Usando um argumento da Dra. Teodora Cardoso, a atual maioria acha que a realidade sofre de um enviesamento ideológico. Portanto, o facto de não termos dinheiro para pagar pensões é uma questão ideológica. É um problema que os partidos à direita do PS querem criar mas que não existe… Enquanto não ultrapassarmos esta fase da miopia, enquanto existir do lado da maioria uma negação da realidade, é muito difícil concretizar consensos sobre as principais reformas que o país precisa fazer. 

Falou do apoio do PR a este Governo. Mas isso não o incomoda? O PS, ainda há meses,  criticava o apoio que Cavaco Silva dava ao seu Governo… 

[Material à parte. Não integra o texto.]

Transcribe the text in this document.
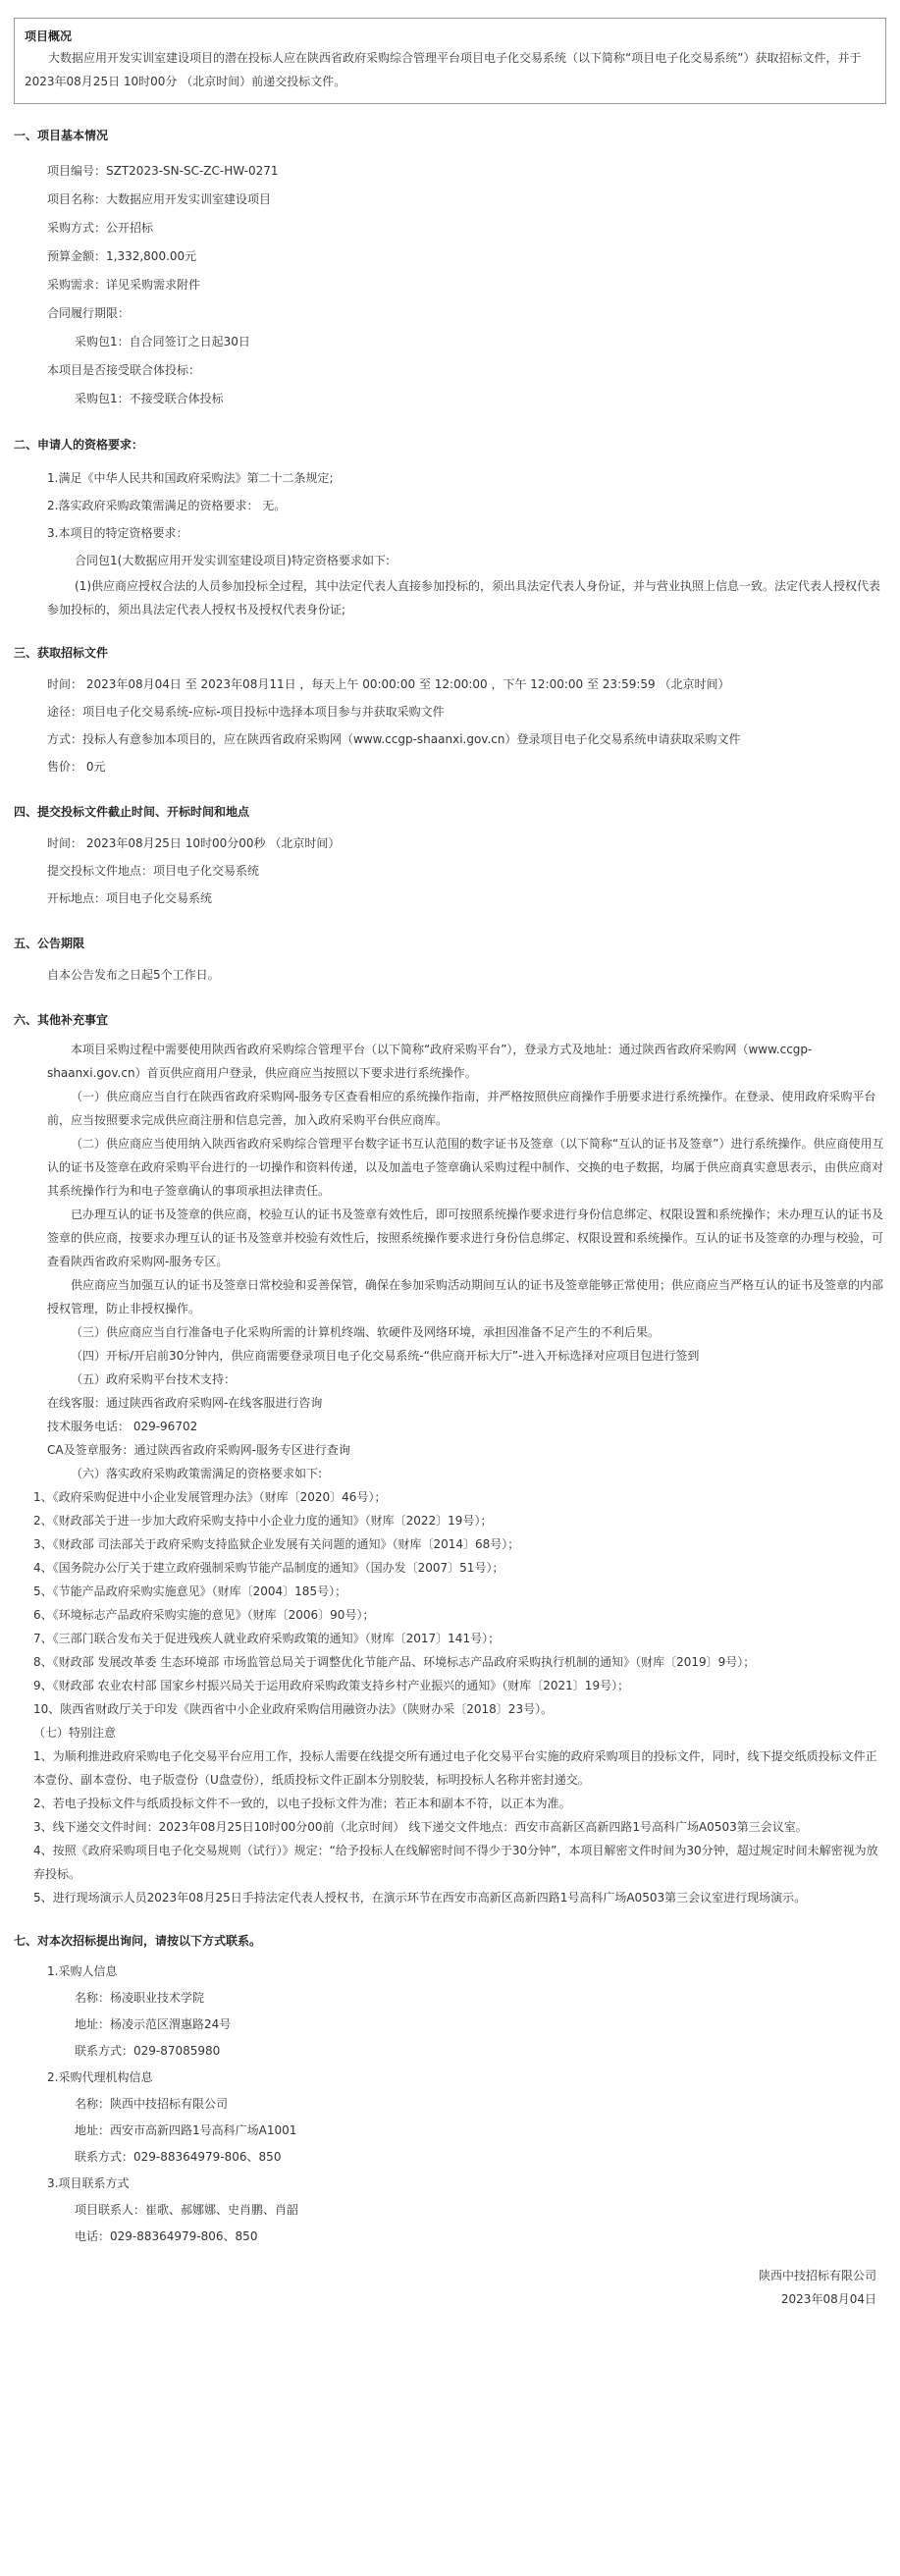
项目概况
大数据应用开发实训室建设项目的潜在投标人应在陕西省政府采购综合管理平台项目电子化交易系统（以下简称“项目电子化交易系统”）获取招标文件，并于 2023年08月25日 10时00分 （北京时间）前递交投标文件。
一、项目基本情况
项目编号：SZT2023-SN-SC-ZC-HW-0271
项目名称：大数据应用开发实训室建设项目
采购方式：公开招标
预算金额：1,332,800.00元
采购需求：详见采购需求附件
合同履行期限：
采购包1：自合同签订之日起30日
本项目是否接受联合体投标：
采购包1：不接受联合体投标
二、申请人的资格要求：
1.满足《中华人民共和国政府采购法》第二十二条规定;
2.落实政府采购政策需满足的资格要求： 无。
3.本项目的特定资格要求：
合同包1(大数据应用开发实训室建设项目)特定资格要求如下:
(1)供应商应授权合法的人员参加投标全过程，其中法定代表人直接参加投标的，须出具法定代表人身份证，并与营业执照上信息一致。法定代表人授权代表参加投标的，须出具法定代表人授权书及授权代表身份证;
三、获取招标文件
时间： 2023年08月04日 至 2023年08月11日 ，每天上午 00:00:00 至 12:00:00 ，下午 12:00:00 至 23:59:59 （北京时间）
途径：项目电子化交易系统-应标-项目投标中选择本项目参与并获取采购文件
方式：投标人有意参加本项目的，应在陕西省政府采购网（www.ccgp-shaanxi.gov.cn）登录项目电子化交易系统申请获取采购文件
售价： 0元
四、提交投标文件截止时间、开标时间和地点
时间： 2023年08月25日 10时00分00秒 （北京时间）
提交投标文件地点：项目电子化交易系统
开标地点：项目电子化交易系统
五、公告期限
自本公告发布之日起5个工作日。
六、其他补充事宜
本项目采购过程中需要使用陕西省政府采购综合管理平台（以下简称“政府采购平台”），登录方式及地址：通过陕西省政府采购网（www.ccgp-shaanxi.gov.cn）首页供应商用户登录，供应商应当按照以下要求进行系统操作。
（一）供应商应当自行在陕西省政府采购网-服务专区查看相应的系统操作指南，并严格按照供应商操作手册要求进行系统操作。在登录、使用政府采购平台前，应当按照要求完成供应商注册和信息完善，加入政府采购平台供应商库。
（二）供应商应当使用纳入陕西省政府采购综合管理平台数字证书互认范围的数字证书及签章（以下简称“互认的证书及签章”）进行系统操作。供应商使用互认的证书及签章在政府采购平台进行的一切操作和资料传递，以及加盖电子签章确认采购过程中制作、交换的电子数据，均属于供应商真实意思表示，由供应商对其系统操作行为和电子签章确认的事项承担法律责任。
已办理互认的证书及签章的供应商，校验互认的证书及签章有效性后，即可按照系统操作要求进行身份信息绑定、权限设置和系统操作；未办理互认的证书及签章的供应商，按要求办理互认的证书及签章并校验有效性后，按照系统操作要求进行身份信息绑定、权限设置和系统操作。互认的证书及签章的办理与校验，可查看陕西省政府采购网-服务专区。
供应商应当加强互认的证书及签章日常校验和妥善保管，确保在参加采购活动期间互认的证书及签章能够正常使用；供应商应当严格互认的证书及签章的内部授权管理，防止非授权操作。
（三）供应商应当自行准备电子化采购所需的计算机终端、软硬件及网络环境，承担因准备不足产生的不利后果。
（四）开标/开启前30分钟内，供应商需要登录项目电子化交易系统-“供应商开标大厅”-进入开标选择对应项目包进行签到
（五）政府采购平台技术支持：
在线客服：通过陕西省政府采购网-在线客服进行咨询
技术服务电话： 029-96702
CA及签章服务：通过陕西省政府采购网-服务专区进行查询
（六）落实政府采购政策需满足的资格要求如下:
1、《政府采购促进中小企业发展管理办法》（财库〔2020〕46号）；
2、《财政部关于进一步加大政府采购支持中小企业力度的通知》（财库〔2022〕19号）；
3、《财政部 司法部关于政府采购支持监狱企业发展有关问题的通知》（财库〔2014〕68号）；
4、《国务院办公厅关于建立政府强制采购节能产品制度的通知》（国办发〔2007〕51号）；
5、《节能产品政府采购实施意见》（财库〔2004〕185号）；
6、《环境标志产品政府采购实施的意见》（财库〔2006〕90号）；
7、《三部门联合发布关于促进残疾人就业政府采购政策的通知》（财库〔2017〕141号）；
8、《财政部 发展改革委 生态环境部 市场监管总局关于调整优化节能产品、环境标志产品政府采购执行机制的通知》（财库〔2019〕9号）；
9、《财政部 农业农村部 国家乡村振兴局关于运用政府采购政策支持乡村产业振兴的通知》（财库〔2021〕19号）；
10、陕西省财政厅关于印发《陕西省中小企业政府采购信用融资办法》（陕财办采〔2018〕23号）。
（七）特别注意
1、为顺利推进政府采购电子化交易平台应用工作，投标人需要在线提交所有通过电子化交易平台实施的政府采购项目的投标文件，同时，线下提交纸质投标文件正本壹份、副本壹份、电子版壹份（U盘壹份），纸质投标文件正副本分别胶装，标明投标人名称并密封递交。
2、若电子投标文件与纸质投标文件不一致的，以电子投标文件为准；若正本和副本不符，以正本为准。
3、线下递交文件时间：2023年08月25日10时00分00前（北京时间） 线下递交文件地点：西安市高新区高新四路1号高科广场A0503第三会议室。
4、按照《政府采购项目电子化交易规则（试行）》规定：“给予投标人在线解密时间不得少于30分钟”，本项目解密文件时间为30分钟，超过规定时间未解密视为放弃投标。
5、进行现场演示人员2023年08月25日手持法定代表人授权书，在演示环节在西安市高新区高新四路1号高科广场A0503第三会议室进行现场演示。
七、对本次招标提出询问，请按以下方式联系。
1.采购人信息
名称：杨凌职业技术学院
地址：杨凌示范区渭惠路24号
联系方式：029-87085980
2.采购代理机构信息
名称：陕西中技招标有限公司
地址：西安市高新四路1号高科广场A1001
联系方式：029-88364979-806、850
3.项目联系方式
项目联系人：崔歌、郝娜娜、史肖鹏、肖韶
电话：029-88364979-806、850
陕西中技招标有限公司
2023年08月04日
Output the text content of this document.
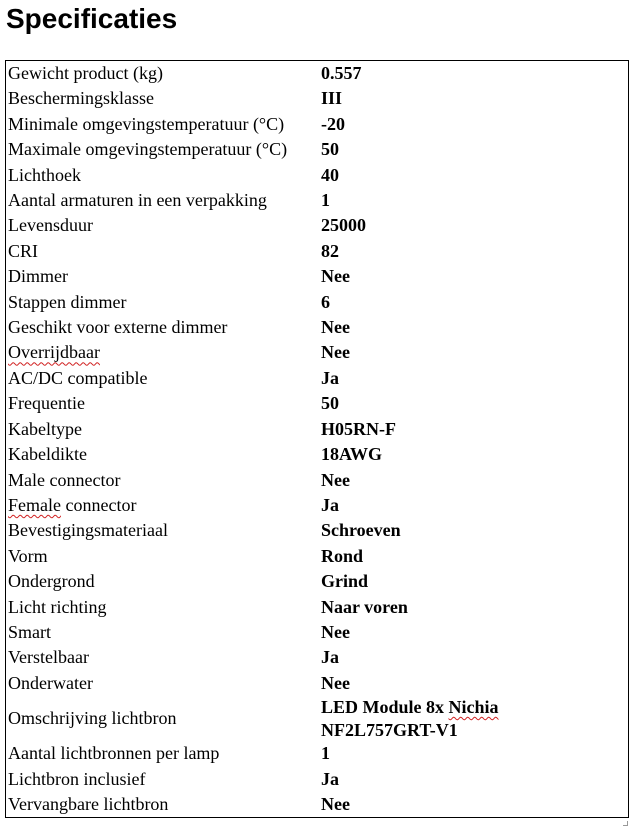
Specificaties
Gewicht product (kg)	0.557
Beschermingsklasse	III
Minimale omgevingstemperatuur (°C)	-20
Maximale omgevingstemperatuur (°C)	50
Lichthoek	40
Aantal armaturen in een verpakking	1
Levensduur	25000
CRI	82
Dimmer	Nee
Stappen dimmer	6
Geschikt voor externe dimmer	Nee
Overrijdbaar	Nee
AC/DC compatible	Ja
Frequentie	50
Kabeltype	H05RN-F
Kabeldikte	18AWG
Male connector	Nee
Female connector	Ja
Bevestigingsmateriaal	Schroeven
Vorm	Rond
Ondergrond	Grind
Licht richting	Naar voren
Smart	Nee
Verstelbaar	Ja
Onderwater	Nee
Omschrijving lichtbron	LED Module 8x Nichia
NF2L757GRT-V1
Aantal lichtbronnen per lamp	1
Lichtbron inclusief	Ja
Vervangbare lichtbron	Nee
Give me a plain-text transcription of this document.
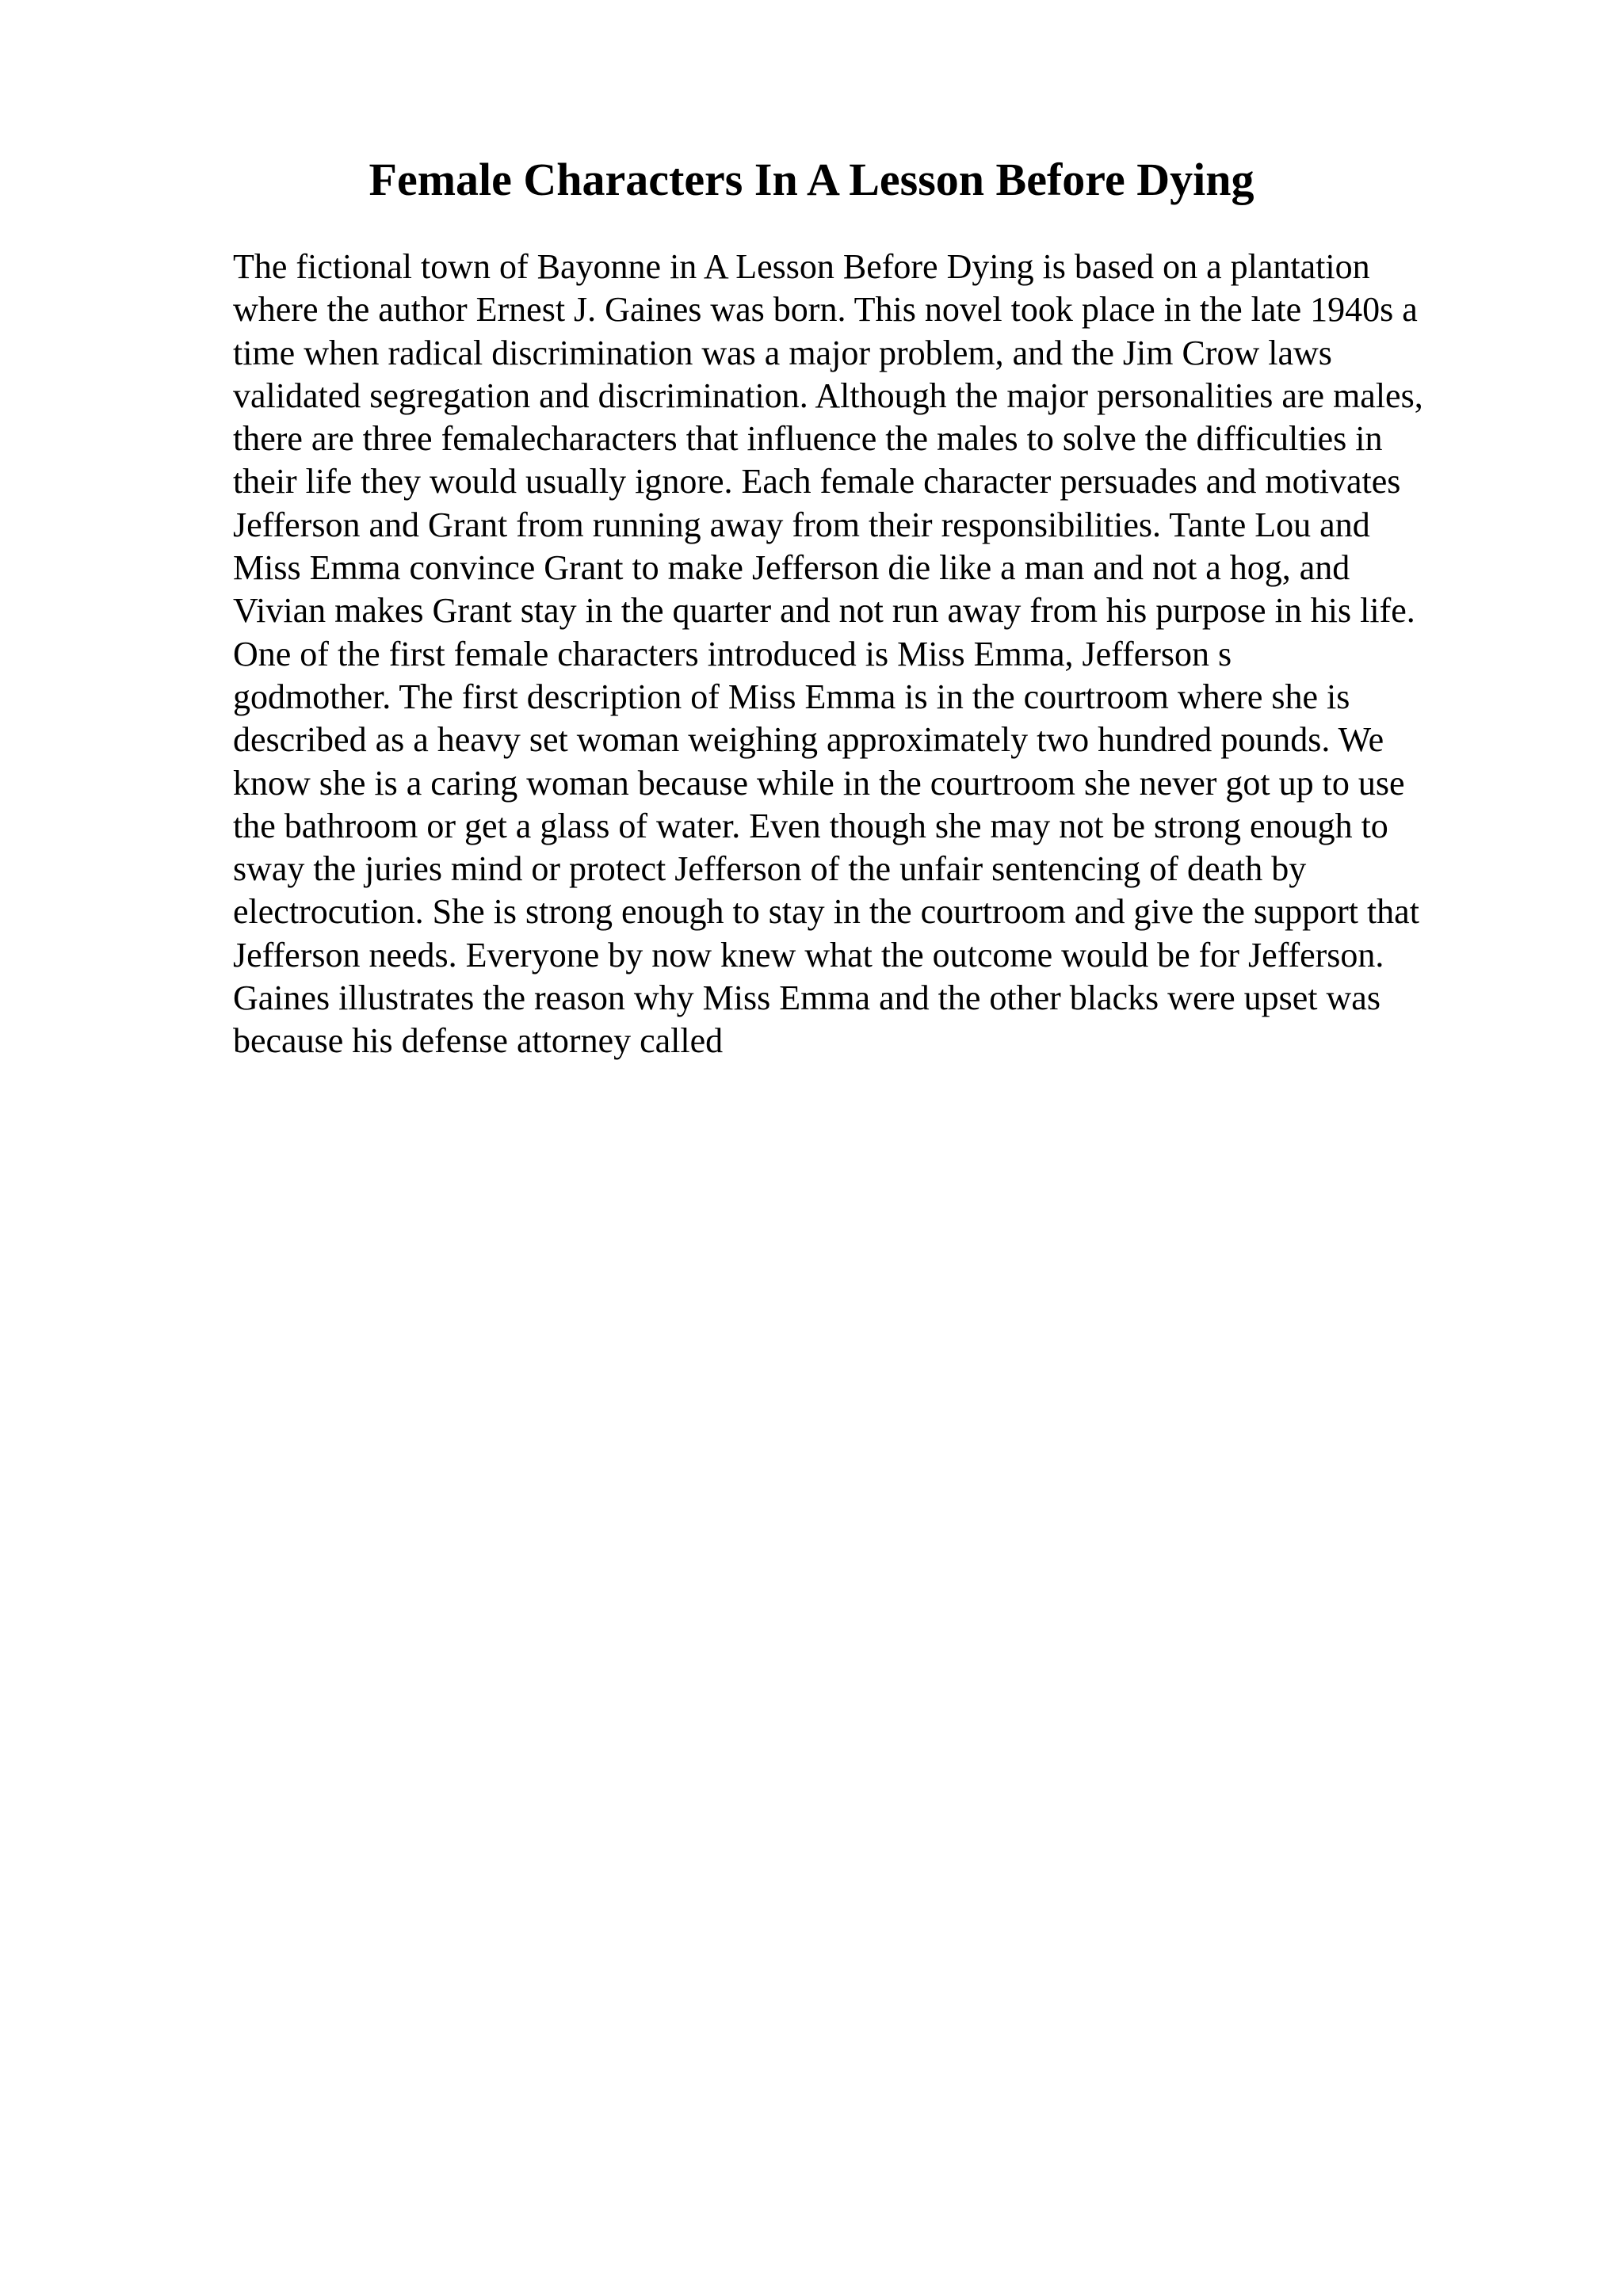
Female Characters In A Lesson Before Dying
The fictional town of Bayonne in A Lesson Before Dying is based on a plantation
where the author Ernest J. Gaines was born. This novel took place in the late 1940s a
time when radical discrimination was a major problem, and the Jim Crow laws
validated segregation and discrimination. Although the major personalities are males,
there are three femalecharacters that influence the males to solve the difficulties in
their life they would usually ignore. Each female character persuades and motivates
Jefferson and Grant from running away from their responsibilities. Tante Lou and
Miss Emma convince Grant to make Jefferson die like a man and not a hog, and
Vivian makes Grant stay in the quarter and not run away from his purpose in his life.
One of the first female characters introduced is Miss Emma, Jefferson s
godmother. The first description of Miss Emma is in the courtroom where she is
described as a heavy set woman weighing approximately two hundred pounds. We
know she is a caring woman because while in the courtroom she never got up to use
the bathroom or get a glass of water. Even though she may not be strong enough to
sway the juries mind or protect Jefferson of the unfair sentencing of death by
electrocution. She is strong enough to stay in the courtroom and give the support that
Jefferson needs. Everyone by now knew what the outcome would be for Jefferson.
Gaines illustrates the reason why Miss Emma and the other blacks were upset was
because his defense attorney called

É uma diferença de estilo. O Presidente Cavaco era uma pessoa bastante mais sóbria nas palavras e nas atitudes públicas do que o Presidente Rebelo de Sousa. Mas a crítica do PS era particularmente injusta. Porque Cavaco Silva teve durante os primeiros anos da governação de José Sócrates  um empenho público grande em criar colaboração e proximidade com o Governo. Os tempos de maior tensão aconteceram bastante mais tarde, quando o próprio Governo entrou numa rota de colisão com quase toda a gente. O apoio que Cavaco Silva me deu teria sido dado a qualquer outro primeiro-ministro que tivesse nessa época desempenhado as funções que desempenhei.